If the computed minimum sample size n needed for a particular margin of error is not a whole number, round the value of n _______ (up or down)to the next ________ (smaller or larger) Whole number.

A one-sided confidence interval for $\mathrm { p }$ can be written as $p < \hat { p } + \mathrm { E }$ or $p > \hat { p } - \mathrm { E }$ where the margin of error $\mathrm { E }$ is modified by replacing $z _ { \alpha / 2 }$ with $z _ { \alpha }$ . If a teacher wants to report that the fail rate on a test is at most $x$ with $90 \%$ confidence, construct the appropriate one -sided confidence interval. Assume that a simple random sample of 74 students results in 8 who fail the test.

Express the confidence interval $0.039 < p < 0.479$ in the form of $\hat { p } \pm \mathrm { E }$ .

In constructing a confidence interval for $\sigma$ or $\sigma ^ { 2 }$ , a table is used to find the critical values $\chi _ { \mathrm { L } } ^ { 2 }$ and $\chi _ { \mathrm { R } } ^ { 2 }$ for values of $n \leq 101$ . For larger values of $n , \chi _ { \mathrm { L } } ^ { 2 }$ and $\chi _ { \mathrm { R } } ^ { 2 }$ can be approximated by using the following formula: $\chi ^ { 2 } = \frac { 1 } { 2 } \pm z _ { \alpha / 2 } + \sqrt { 2 k - 1 } ^ { 2 }$ where $k$ is the number of degrees of freedom and $z _ { \alpha / 2 }$ is the critical $z$ -score. Construct the $90 \%$ confidence interval for $\sigma$ using the following sample data: a sample of size $n = 232$ yields a mean weight of $154 \mathrm { lb }$ and a standard deviation of $25.5 \mathrm { lb }$ . Round the confidence interval limits to the nearest hundredth.

Which of the following critical values is appropriate for a $98 \%$ confidence level where $n = 7$ ; $\sigma = 27$ and the population appears to be normally distributed.

Find the value of $z _ { \alpha / 2 }$ that corresponds to a confidence level of 89.48%.

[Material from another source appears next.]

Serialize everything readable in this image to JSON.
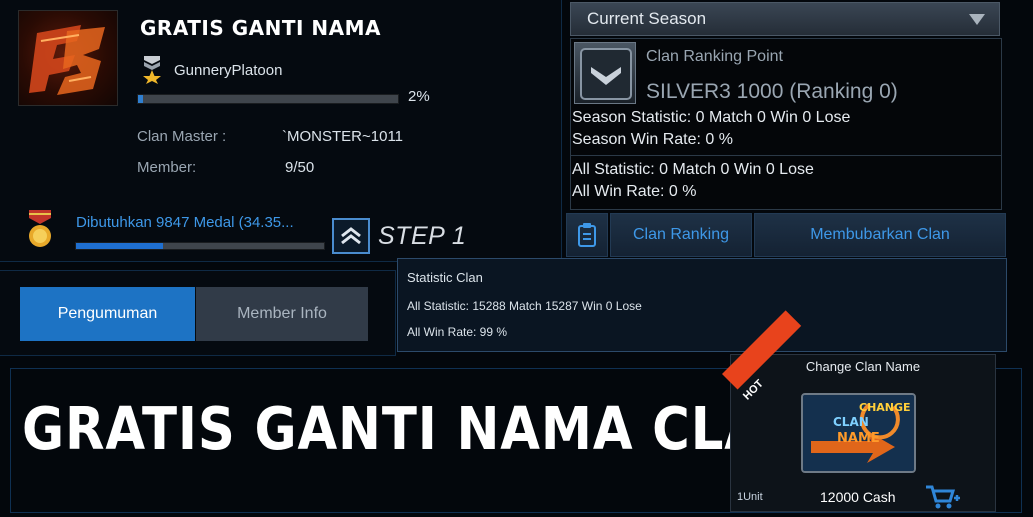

Define margin of error. Explain the relation between the confidence interval and the margin of error. Suppose a confidence interval is 9.65 < $\mu$ < 11.35. Redefine the confidence interval into a format using the margin of error and the point estimate of the population mean.

In general, what does "degrees of freedom" refer to? Find the degrees of freedom for the given information, assuming that you want to construct a confidence interval estimate of $\mu$ : Six human skulls from around 4000 B.C. were measured, and the lengths have a mean of $94.2 \mathrm {~mm}$ and a standard deviation of $4.9 \mathrm {~mm}$

To find the standard deviation of the diameter of wooden dowels, the manufacturer measures 19 randomly selected dowels and finds the standard deviation of the sample to be $s = 0.16$ . Find the $95 \%$ confidence interval for the population standard deviation $\sigma$ .

Use the given data to find the minimum sample size required to estimate the population proportion. Margin of error: $0.008$ ; confidence level: $98 \% ; \hat { p }$ and $\hat { q }$ unknown

Six human skulls from around 4000 B.C. were measured, and the lengths have a mean of 94.2 mm and a standard deviation of 4.9 mm. If you want to construct a 95% confidence interval estimate of the mean length of skulls, what requirements must be satisfied?